Texas Tech University has said it cancelled a so-called anti-racism seminar that segregated students by race.
The Daily Caller News Foundation reported that the university said it had cancelled the seminar, after the Young America’s Foundation (YAF) revealed the segregation through a Freedom of Information Act (FOIA) request.
“Upon reviewing materials from the ‘Deeply Rooted Conversations’ discussion series, we learned that some of the content does not align with our university values, and we have discontinued this program,” Texas Tech spokesman Matt Dewy told the Caller.
YAF’s Kara Zupkus reported on Thursday that the organization had received documents showing Texas Tech segregated its students by race during “anti-racism” training. Video footage revealed by YAF showed Mica Curtis-Wilson, who the Caller reported is no longer employed at the university, telling students and faculty to separate according to skin color. The groups were referred to as the “BIPOC affinity space” and the “Ally affinity space.” The groups were part of the “Allyship and Co-Conspirator” session of the training, which was called the “Deeply Rooted Conversations.”
“We are breaking up into two separate rooms just to facilitate conversation…and also to allow those who identify with each other to be able to communicate ways in which we can be better allies in different spaces,” Curtis-Wilson said in the video.
“If I accidentally move you to the wrong room please just let me know,” she added, saying she was segregating students based on their registration. “The point of this is to be able to identify how we experience these concepts and ideas and deeply listen to others and how they understand these ideas.”
Students were also segregated during the “Understanding Whiteness and White Allyship” and the “Racial Battle Fatigue” sessions.

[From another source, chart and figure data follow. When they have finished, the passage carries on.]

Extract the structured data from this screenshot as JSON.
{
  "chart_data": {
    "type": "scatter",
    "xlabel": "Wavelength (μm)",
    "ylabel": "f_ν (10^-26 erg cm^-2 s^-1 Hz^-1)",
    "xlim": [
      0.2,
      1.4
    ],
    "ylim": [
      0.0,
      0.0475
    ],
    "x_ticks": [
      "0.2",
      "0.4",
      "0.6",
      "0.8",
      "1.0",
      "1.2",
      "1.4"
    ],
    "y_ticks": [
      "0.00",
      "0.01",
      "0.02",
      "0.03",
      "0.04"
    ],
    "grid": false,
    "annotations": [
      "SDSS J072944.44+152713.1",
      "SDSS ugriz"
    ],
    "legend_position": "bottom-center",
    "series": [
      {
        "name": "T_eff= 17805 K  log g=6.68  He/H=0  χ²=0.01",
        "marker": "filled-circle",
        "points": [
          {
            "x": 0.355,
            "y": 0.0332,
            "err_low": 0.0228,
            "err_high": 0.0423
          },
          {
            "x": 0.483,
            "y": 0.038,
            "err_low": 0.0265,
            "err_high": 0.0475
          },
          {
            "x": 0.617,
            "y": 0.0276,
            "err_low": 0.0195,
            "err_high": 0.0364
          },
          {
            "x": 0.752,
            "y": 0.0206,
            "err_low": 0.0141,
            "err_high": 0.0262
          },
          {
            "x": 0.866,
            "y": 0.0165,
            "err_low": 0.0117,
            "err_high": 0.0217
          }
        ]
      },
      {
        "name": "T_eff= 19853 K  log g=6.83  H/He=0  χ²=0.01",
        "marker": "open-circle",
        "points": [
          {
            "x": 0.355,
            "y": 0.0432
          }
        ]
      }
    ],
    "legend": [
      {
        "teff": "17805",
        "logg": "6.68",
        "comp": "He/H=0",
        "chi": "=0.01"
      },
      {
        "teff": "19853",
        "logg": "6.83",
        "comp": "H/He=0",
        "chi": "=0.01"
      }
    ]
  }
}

More from YAF:
During the “Understanding Whiteness and White Allyship” session, TTU administrators listed law enforcement as an example of “white supremacy.”
Another aspect of the training asked students and faculty to reflect on “When have my racist ideas and actions affected others?” and “How have I benefitted from my privilege…?”
In addition to law enforcement, “immigration laws,” and “service institutions” as examples of white supremacy.
YAF said it obtained the information through the FOIA request after a student tipped them off. Dewey, the university spokesman, defended the trainings by calling them “optional educational opportunity conversations.”
“When they registered, they self-identified…if they wanted to switch they could do that at any time,” he reportedly told YAF.
“This was an opportunity for people to discuss their individual experiences both on our campus and in their lives more broadly. I think in a lot of these situations it’s kind of a personal reflection and then they come back together and kind of discuss within the broader group,” he added.
Dewey later told the Caller that the seminar “was not part of the sanctioned academic curriculum at Texas Tech University.”
“It was a series of strictly voluntary, optional discussions offered as part of a pilot program to students who were interested in participating through the Division of Diversity, Equity & Inclusion,” he added.